Indépendamment de tous les aléas politiques habituels dans une société
démocratique à l'occidentale, le Québec traîne un fardeau de plus: le français,
qui est sa langue officielle. Depuis plus de 50 ans, la prise de conscience du
rôle identitaire de la langue s'est radicalisée. Les tentatives d'indépendance
ont échoué mais de nombreuses mesures et lois (entre autres la loi 101) ont
cherché, au prix de dépenses publiques et de coûts économiques considérables, à
« forcer le destin » d'un Québec résolument francophone.
Outre la volonté
politique d'encourager l'enseignement en français, des incitations financières
ont voulu promouvoir la littérature québécoise et les spectacles en langue
française. Les résultats de cette politique ne semblent pas avoir été à la
mesure des efforts consentis. En effet, l'apparente vitalité de l'édition
francophone québécoise ne peut masquer le fait que la majorité des ouvrages
publiés n'ont qu'un lectorat infime, peu de notoriété à l'étranger et n'existent
qu'avec l'aide de subventions d'État.

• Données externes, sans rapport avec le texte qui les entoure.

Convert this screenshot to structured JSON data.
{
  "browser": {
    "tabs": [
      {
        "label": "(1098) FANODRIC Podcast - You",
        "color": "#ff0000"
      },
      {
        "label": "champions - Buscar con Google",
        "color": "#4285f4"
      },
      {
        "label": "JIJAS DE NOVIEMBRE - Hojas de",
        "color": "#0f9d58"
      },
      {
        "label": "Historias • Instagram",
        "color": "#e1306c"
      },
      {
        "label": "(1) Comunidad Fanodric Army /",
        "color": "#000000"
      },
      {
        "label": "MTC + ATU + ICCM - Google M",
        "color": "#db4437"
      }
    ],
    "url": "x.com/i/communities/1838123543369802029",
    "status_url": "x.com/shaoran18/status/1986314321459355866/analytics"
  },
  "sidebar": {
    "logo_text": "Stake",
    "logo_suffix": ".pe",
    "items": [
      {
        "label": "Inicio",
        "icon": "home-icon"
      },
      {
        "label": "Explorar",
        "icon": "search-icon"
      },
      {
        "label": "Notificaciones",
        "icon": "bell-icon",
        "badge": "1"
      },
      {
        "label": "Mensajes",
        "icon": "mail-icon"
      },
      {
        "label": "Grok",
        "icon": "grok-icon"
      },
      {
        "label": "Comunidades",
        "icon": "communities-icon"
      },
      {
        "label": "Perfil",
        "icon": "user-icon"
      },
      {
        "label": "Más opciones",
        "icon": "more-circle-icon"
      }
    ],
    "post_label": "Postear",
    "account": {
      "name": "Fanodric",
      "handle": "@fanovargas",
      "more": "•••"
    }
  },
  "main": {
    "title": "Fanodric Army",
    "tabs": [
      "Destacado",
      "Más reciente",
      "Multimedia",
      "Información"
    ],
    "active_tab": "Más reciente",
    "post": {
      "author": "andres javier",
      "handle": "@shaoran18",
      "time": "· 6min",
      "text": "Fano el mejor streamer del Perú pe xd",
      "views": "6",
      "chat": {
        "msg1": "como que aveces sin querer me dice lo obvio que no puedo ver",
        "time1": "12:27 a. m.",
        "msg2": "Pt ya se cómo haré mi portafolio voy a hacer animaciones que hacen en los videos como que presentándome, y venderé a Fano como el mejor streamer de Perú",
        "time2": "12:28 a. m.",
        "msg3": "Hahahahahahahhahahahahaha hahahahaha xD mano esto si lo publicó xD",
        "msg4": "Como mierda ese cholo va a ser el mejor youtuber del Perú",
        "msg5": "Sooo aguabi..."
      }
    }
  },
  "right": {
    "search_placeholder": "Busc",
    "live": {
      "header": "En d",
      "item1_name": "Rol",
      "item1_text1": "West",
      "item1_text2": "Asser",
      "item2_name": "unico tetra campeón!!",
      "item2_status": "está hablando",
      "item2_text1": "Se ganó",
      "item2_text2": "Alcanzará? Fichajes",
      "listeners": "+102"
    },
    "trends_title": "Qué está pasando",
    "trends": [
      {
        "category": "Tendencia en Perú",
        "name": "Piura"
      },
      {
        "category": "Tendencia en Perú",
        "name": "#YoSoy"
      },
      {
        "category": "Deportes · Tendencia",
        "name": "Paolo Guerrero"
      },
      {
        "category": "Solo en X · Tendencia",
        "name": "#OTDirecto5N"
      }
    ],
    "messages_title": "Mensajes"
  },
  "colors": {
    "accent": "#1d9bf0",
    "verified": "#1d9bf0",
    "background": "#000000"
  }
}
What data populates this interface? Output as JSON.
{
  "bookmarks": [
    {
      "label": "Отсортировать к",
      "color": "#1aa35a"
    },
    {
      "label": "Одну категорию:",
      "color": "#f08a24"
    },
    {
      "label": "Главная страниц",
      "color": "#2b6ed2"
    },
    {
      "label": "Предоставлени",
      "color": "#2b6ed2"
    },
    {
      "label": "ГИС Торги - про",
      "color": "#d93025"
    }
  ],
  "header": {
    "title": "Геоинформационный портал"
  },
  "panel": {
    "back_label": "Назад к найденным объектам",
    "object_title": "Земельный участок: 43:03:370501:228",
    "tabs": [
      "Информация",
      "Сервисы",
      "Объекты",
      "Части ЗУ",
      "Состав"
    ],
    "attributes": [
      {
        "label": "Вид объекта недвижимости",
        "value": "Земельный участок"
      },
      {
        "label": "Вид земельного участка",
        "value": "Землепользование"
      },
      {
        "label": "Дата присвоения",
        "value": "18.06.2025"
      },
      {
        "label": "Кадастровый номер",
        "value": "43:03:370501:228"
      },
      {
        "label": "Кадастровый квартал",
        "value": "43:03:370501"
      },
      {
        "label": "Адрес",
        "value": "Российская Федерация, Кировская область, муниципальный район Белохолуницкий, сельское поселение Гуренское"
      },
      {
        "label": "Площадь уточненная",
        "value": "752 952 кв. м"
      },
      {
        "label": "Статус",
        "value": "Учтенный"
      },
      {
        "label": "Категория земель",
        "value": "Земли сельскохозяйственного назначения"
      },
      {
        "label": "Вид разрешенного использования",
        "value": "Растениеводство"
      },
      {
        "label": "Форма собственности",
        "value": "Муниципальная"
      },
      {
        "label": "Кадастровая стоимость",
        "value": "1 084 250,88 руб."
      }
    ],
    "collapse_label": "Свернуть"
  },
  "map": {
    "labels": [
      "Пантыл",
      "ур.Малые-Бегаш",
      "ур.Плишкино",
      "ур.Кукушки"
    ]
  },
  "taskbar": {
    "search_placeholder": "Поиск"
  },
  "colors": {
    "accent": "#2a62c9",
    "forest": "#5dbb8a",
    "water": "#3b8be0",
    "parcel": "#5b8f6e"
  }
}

Quant à l'enseignement du français. chacun
s'arrache les cheveux et ne sait plus qui est responsable de la situation: les
parents, l'État, les enseignants, les élèves, les immigrés, la concurrence des
cégeps anglophones, le manque régulièrement allégué de subventions, etc.
Ce « maudit » français
(la langue) pimente, catalyse, empoisonne tous les débats, souvent avec mauvaise
foi et, en définitive, sert davantage d'alibi politique et culturel qu'il
n'ouvre la société québécoise à une réflexion utile. Il est le fourre-tout, le
(seul?) dénominateur commun et l'arme de résistance d'une société en désarroi.
Ici plus encore qu'en France se manifeste le souci de l'identité nationale, car
en plus des problèmes générés par l'immigration se pose celui de la lente
érosion de la langue dans un continent anglophone. Le français est devenu une
vache sacrée, une valeur d'autant plus refuge qu'elle est menacée. Une telle
crispation annihile d'emblée toute réflexion sur le sujet et semble participer
davantage au blocage et au repli de la société québécoise francophone qu'à son
épanouissement.
Les faits sont d'ailleurs
éloquents qui montrent que la destination de la diaspora québécoise est
principalement tournée vers les pays anglophones et que les jeunes préfèrent
souvent s'exprimer en anglais. Détourné de son usage normal, le français
alimente les antagonismes. Or, les défis que doit affronter le Québec ne
concernent pas que sa vie linguistique, mais son développement économique et
social auquel la langue pourrait contribuer si elle cessait d'être utilisée
comme un barrage vers l'extérieur et comme une manipulation affective de la
population.
Un rejet de l'immigration francophone |
La
meilleure preuve qu'il s'agit d'un faux débat, c'est que bien que les pouvoirs
politiques aient mis en place depuis de nombreuses années une ouverture à
l'immigration francophone, les Québécois n'en veulent pas et rendent
l'application de cette idée inopérante en pratique. Comment? En ne jouant pas la
carte de l'intégration, en particulier en rendant l'accès au marché de l'emploi
quasi impossible aux « maudits Français » et autres francophones allogènes,
surtout quand ces derniers sont fortement éduqués et formés.